Congress was asked to vote on the latest version of the treaty. The procedure is simple: if Congress supports the treaty changes, they vote yes, and the CP approves the treaty at the next summit. If Congress has an issue with the treaty (perhaps they want an agreement on pandas), they vote no, and cite the reason why. If Congress has an issue with remaining in the alliance, they vote no, and cite that they would like to leave the alliance.

Tonight, Congress’ vote on the EDEN treaty closed. Congress voted as follows:

10 Supported the treaty.
3 Abstained.
15 Rejected the treaty, and requested Canada leave EDEN.

Wait, What?

Congress has voted in favour of moving away from the EDEN alliance. Cabinet supports this move, and I will stand by Congress in their decision. I do not believe that this decision should be used to “blame” various Congressmen for their decision. I believe that Congress should share how each member voted, and Rylde (the Speaker) supports this transparency. Canadians deserve to know how their representatives act.

Canada has been a member of EDEN for 3 years. We have stood with EDEN for longer than most countries, and while we entered the Terra alliance just over a year ago, we have continued to remain members of the EDEN alliance because of longstanding friendships and collaborations.

The TEDEN dynamic has always been a curious one. It has never been a perfect one. Certainly, there are always issues in any group - ONE has its problems, Canada has its problems, my small cult of gerbils has its problems. For the vast majority of our history, our relationship with EDEN has been exceptional. As I expressed to EDEN HQ in PM this evening, I recognize the years of work various players have put into that relationship.

So Why?

No doubt many countries wonder why Congress, Cabinet, and the President support stepping aside from the EDEN alliance. It’s a watershed move that has already garnered criticism and no doubt is worth more than passing attention. I’d like to be open with why Canada has chosen this course, and what this will mean for the future.

Canada’s position in two major alliances has become increasingly difficult in recent months.
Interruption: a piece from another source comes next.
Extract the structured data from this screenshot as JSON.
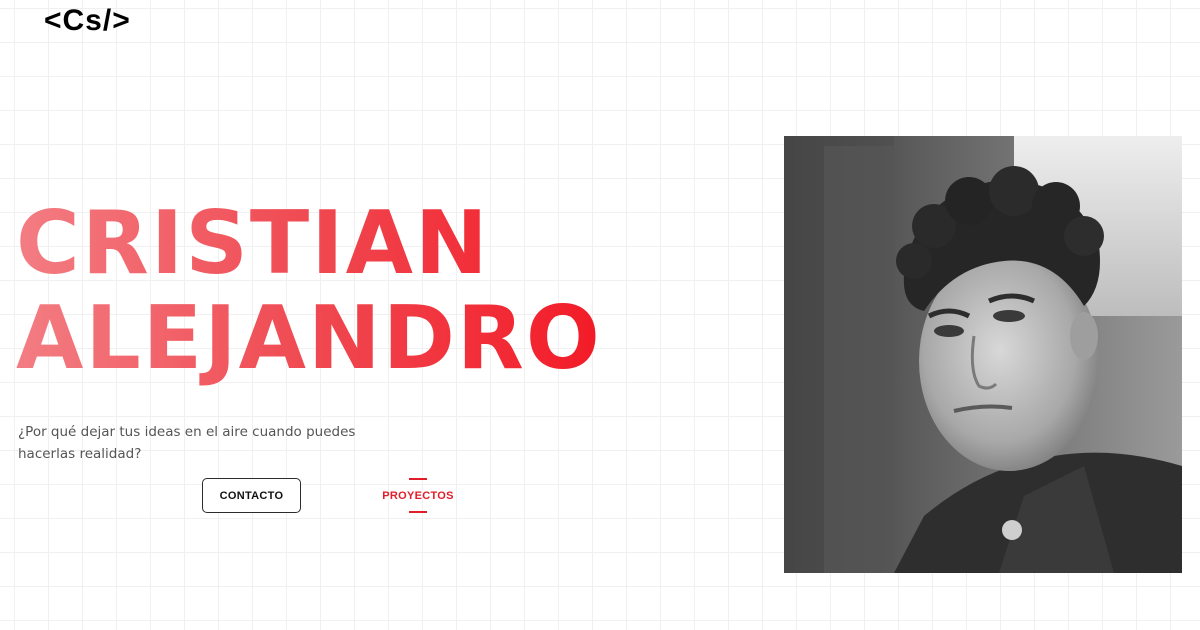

While TEDEN stand united against ONE, they often have very different priorities that both need direct attention from member states. Obviously, 1 country has only 1 CoTD and must balance that between 2 sets of orders. In recent months, for a slough of reasons, that balance has been upset.

On some fronts, this “bacon in the middle” position has made it difficult for Canada to properly commit to our allies - this is unfair to them, particularly if there is confusion about where Canada stands on inter-TEDEN disputes (being in both alliances). On others, it has made it difficult for Canada itself to contribute on the international stage: the “sexy war” that I alluded to for our first 2 weeks was a casualty of this dynamic.

Perhaps most troubling, Cabinet, many Congressmen, and I have grown uneasy with the personal disputes between some TEDEN states. Particularly in the last 2 months, toxic conversations that have caused hurt feelings on all sides have made it difficult to stand by every nation at all times. Many of these disputes focus on real life grievances which are uncomfortable to involve in a game and, as I expressed to Congress, should not be the centerpiece of a Canadian’s escape from daily life while playing eRepublik.

This move is not a move against EDEN or a move to discredit EDEN states or their HQ. There have been far too many disputes between friends, far too many hyperbolic explosions over issues that can be resolved maturely and effectively. Canada’s move will no doubt attract attention. It has already earned inflammatory comments from some of the players who have raised attrition globally. Let’s be candi😛 I am not interested in an explosive debacle: EDEN, Terra, and Canada all deserve better than that.

I believe that Congress’ decision reflects a desire to explore the game from a new perspective. I believe that cooler heads do prevail, and that Terra and EDEN will be best served with plenty of deep breathing when tensions arise. Canada has come to a parting with our oldest alliance. It is not something to rejoice about, it is something to think about, understand its implications, and move forward to better serve Canada and our allies on the international stage. It is a time for civility and sharing thoughts, not whispered speculation.

I am certain there will be questions, thoughts, and disagreements over what is clearly not a unanimous decision. I will not be surprised if my friend count decreases of if history chooses to remember me as a butcherer of kittens. I look to the future where Canada and her friends can exist without internal disputes - in Terra, EDEN, and TEDEN combined. We deserve a game free of the sadness of real life. I encourage you all to push for that.